To mark India’s 75th Independence Day, the New India Foundation (NIF) has started inviting applications for the 1st round of the NIF Translation Fellowships to be awarded in 2022.
The fellowships are aimed at encouraging translations from outstanding non-fiction works in Indian languages to English.
The NIF Translation Fellowships will showcase the country’s rich history and distinct narratives through regional literature.
These new fellowships complement the existing NIF programme that has led to the publication of 22 books so far and several new works ready for publication, over the 10 fellowship rounds, the NIF said in a statement.
“Our endeavour through the Translation Fellowships is to tap into the rich repository of non-fiction literature in Indian languages to make these works accessible to wider audiences,” NIF said.

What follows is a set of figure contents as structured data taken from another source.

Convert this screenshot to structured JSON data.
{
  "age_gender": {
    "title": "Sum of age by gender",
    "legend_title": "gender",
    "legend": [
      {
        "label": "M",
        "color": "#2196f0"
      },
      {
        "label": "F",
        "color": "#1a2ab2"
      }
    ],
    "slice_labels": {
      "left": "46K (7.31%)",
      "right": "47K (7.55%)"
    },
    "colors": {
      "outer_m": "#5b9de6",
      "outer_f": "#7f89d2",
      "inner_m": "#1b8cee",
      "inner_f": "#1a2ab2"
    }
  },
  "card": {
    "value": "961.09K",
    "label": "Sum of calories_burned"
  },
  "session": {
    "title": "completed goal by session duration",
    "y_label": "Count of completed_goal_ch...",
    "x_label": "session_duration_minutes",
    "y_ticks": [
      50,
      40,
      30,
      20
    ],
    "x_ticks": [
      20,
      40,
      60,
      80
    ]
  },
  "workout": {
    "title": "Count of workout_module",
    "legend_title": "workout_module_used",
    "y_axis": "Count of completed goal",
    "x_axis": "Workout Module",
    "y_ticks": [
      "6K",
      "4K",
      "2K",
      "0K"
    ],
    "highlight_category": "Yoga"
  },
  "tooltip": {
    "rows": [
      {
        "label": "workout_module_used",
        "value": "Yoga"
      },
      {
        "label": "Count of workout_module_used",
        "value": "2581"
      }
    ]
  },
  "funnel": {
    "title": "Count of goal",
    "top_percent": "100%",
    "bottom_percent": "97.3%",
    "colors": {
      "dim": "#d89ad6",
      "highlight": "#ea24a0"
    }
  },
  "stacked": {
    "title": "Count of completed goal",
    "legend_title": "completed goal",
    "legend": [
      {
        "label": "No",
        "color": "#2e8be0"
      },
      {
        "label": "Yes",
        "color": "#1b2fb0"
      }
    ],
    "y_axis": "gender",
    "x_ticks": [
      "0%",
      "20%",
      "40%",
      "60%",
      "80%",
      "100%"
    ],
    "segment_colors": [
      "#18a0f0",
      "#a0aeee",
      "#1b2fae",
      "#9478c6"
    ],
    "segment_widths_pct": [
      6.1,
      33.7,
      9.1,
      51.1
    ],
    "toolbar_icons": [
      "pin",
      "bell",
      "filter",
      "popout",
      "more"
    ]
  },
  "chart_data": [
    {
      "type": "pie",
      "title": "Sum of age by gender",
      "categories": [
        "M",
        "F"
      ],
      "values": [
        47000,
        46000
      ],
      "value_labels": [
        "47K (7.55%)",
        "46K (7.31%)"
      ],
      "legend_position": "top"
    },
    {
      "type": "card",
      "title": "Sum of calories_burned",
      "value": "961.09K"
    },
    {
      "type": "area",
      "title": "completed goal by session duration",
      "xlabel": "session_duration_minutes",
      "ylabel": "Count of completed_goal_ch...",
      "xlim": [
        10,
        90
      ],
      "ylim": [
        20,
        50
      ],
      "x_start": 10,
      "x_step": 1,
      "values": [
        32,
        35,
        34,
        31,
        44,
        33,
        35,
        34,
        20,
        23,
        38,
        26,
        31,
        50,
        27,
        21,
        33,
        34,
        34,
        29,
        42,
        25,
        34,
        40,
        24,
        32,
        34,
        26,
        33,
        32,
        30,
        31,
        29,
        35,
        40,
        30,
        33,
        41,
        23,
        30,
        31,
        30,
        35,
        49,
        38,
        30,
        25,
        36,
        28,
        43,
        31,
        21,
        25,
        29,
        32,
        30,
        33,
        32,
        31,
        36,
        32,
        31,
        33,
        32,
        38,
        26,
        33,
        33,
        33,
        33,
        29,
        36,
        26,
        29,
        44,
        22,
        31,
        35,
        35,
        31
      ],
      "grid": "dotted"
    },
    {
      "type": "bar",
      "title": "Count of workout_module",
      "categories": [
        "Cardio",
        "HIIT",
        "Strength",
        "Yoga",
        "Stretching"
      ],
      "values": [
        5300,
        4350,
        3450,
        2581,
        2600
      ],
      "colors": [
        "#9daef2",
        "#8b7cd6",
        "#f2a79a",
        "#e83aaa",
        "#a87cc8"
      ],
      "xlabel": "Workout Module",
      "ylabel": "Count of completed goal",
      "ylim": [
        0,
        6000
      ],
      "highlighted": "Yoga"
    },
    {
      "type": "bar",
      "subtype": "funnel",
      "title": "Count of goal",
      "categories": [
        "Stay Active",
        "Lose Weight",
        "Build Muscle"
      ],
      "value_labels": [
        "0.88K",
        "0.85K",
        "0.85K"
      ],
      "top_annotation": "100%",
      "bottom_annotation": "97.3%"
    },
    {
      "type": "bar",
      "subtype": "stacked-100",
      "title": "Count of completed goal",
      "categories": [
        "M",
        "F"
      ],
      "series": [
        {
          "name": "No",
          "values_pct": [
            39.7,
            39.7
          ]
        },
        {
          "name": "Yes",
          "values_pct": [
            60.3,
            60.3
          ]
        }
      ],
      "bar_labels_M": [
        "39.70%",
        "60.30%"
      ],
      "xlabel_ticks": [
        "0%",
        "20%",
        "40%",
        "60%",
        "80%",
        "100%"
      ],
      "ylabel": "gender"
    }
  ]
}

In the pursuit of NIF’s mission to sponsor exceptional research and writing on all aspects of Independent India, the first round of Translation Fellowships will be awarded to three outstanding translators/writers for the research and translation of crucial non-fiction works about India from various Indian languages to English.
Proposals have been invited from translators for ten languages including Assamese, Bangla, Gujarati, Hindi, Kannada, Marathi, Malayalam, Odia, Tamil and Urdu.
Selected by a Language Expert Committee to ensure high-quality scholarship, the Fellowships will be granted on the basis of the choice of text, quality of translation, and overall project proposal.
The non-fiction source text from any of the 10 languages can be ecumenical, with no constraints on genre as long as it elucidates upon any socio-economic/cultural aspect of Indian history from the year 1850 onwards.
NIF is expanding the mission of post-1947 India to include a broadly defined modern India only for the purposes of our Translation Fellowship.
The Translation Fellowships will be awarded for a period of six months with a stipend of Rs 6 lakh to each recipient.
The fellowships will be awarded to translators/writers working on bringing historical Indian-language texts into an English publication.
“By the end of the fellowship, fellows are expected to publish the translated works, which will be an extension of their winning proposals,” the NIF stated.
Speaking on the initiative, Niraja Gopal Jayal, trustee, New India Foundation (NIF) said, “There is an old saying about India that ‘kos-kos mein badle paani; chaar kos mein vaani’.
“A culture is captured by its symbols, heroes, rituals, history and writing; the NIF translation fellowships aim to make more of our culture accessible to new audiences,” Jayal added.
The applications are open from August 11, 2021 and the deadline for submissions is December 31, 2021.
The Jury for these fellowships this year includes the NIF Trustees – political scientist Niraja Gopal Jayal, historian Srinath Raghavan and entrepreneur Manish Sabharwal alongside the Language Expert Committee in all 10 languages, comprising of esteemed bilingual scholars, professors, academics, and literary translators.
The Language Expert Committee includes Kuladhar Saikia – Assamese; Ipshita Chanda – Bangla; Tridip Suhrud – Gujarati; Harish Trivedi – Hindi; Vivek Shanbhag – Kannada; Rajan Gurukkal – Malayalam; Suhas Palshikar – Marathi; Jatin Nayak – Odia; AR Venkatachalapathy – Tamil and Ayesha Kidwai & Rana Safvi – Urdu.
Based in Bengaluru, the core activity of the New India Foundation is the New India Fellowships, which have been awarded to scholars and writers for over a decade and a half now.